Nous commentons sur cette page diverses informations concernant la violence éducative ordinaire en Chine réunies au cours des dernières années. On lit parfois dans la presse des articles présentant la nouvelle génération des enfants chinois comme des "enfants-rois" particulièrement "gâtés", à cause de la politique de l'enfant unique ou de l'amélioration du niveau de vie matériel. On parle aussi du système scolaire chinois comme l'un des plus "performants" au monde (voir l'article de The Economist repris dans le dossier "Ecole : les recettes qui marchent ailleurs" de Courrier international n° 1118, 5-11 avril 2012, p. 15-16). Mais quel est le prix payé pour ces performances, et que cache ce mythe de l'enfant unique "gâté" ? C'est ce que nous essayons de montrer ici.

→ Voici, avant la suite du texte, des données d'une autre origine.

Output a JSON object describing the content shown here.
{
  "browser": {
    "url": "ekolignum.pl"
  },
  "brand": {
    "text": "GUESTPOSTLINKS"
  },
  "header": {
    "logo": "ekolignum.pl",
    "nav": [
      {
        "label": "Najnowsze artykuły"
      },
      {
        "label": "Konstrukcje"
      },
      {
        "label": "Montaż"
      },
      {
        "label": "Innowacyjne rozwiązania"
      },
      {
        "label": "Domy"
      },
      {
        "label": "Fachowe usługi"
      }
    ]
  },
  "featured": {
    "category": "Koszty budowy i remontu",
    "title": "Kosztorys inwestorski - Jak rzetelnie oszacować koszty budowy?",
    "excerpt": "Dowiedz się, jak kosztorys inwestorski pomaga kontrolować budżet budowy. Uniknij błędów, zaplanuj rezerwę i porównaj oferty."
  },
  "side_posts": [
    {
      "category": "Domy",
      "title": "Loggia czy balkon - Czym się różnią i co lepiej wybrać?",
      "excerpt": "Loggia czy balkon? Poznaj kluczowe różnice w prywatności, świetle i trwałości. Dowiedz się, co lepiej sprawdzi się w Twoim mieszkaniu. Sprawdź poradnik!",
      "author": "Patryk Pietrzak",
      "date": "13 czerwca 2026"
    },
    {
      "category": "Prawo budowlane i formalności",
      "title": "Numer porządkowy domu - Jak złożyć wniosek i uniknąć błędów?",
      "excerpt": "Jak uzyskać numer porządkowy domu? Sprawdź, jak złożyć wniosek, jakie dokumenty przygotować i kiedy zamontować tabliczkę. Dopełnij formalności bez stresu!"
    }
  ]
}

Une information qui nous a fait froid dans le dos, parue dans Aujourd'hui la Chine (dépêche AFP du 1er juin 2007) :

Incapable de mémoriser un idéogramme, une petite Chinoise battue à mort

Une fillette de trois ans est décédée en Chine après avoir été frappée par ses parents parce qu'elle n'avait pas mémorisé le caractère chinois du mot "banane", a rapporté vendredi le Beijing Daily Messenger.

En faisant ses devoirs dimanche chez elle à Zhengzhou, capitale de la province de Henan (centre), la petite fille a réussi à réciter tous les caractères qu'elle venait d'apprendre, sauf celui pour "banane", provoquant la colère de son père qui s'est mis à la frapper avec une de ses sandales, explique le journal, citant le témoignage de la mère à la police.

"Sa mère Zhang Ping n'est pas intervenue, estimant que Xiao Quan faisait honte à ses parents", écrit le Beijing Daily Messenger.

Le lendemain, la mère a de nouveau interrogé la petite fille, qui, encore une fois, n'a pas su répondre, déclenchant une nouvelle volée de coups. Mais, alors que sa santé se dégradait, le père a refusé de l'emmener à l'hôpital, arguant qu'il n'avait pas d'argent.

Elle est finalement décédée mardi à l'hôpital après que la mère eut décidé d'appeler les urgences. Les parents ont été emprisonnés, indique le journal.
En Chine, les meilleures écoles procèdent souvent à une sélection déguisée, en exigeant de leurs futurs élèves qu'ils connaissent déjà un certain nombre d'idéogrammes.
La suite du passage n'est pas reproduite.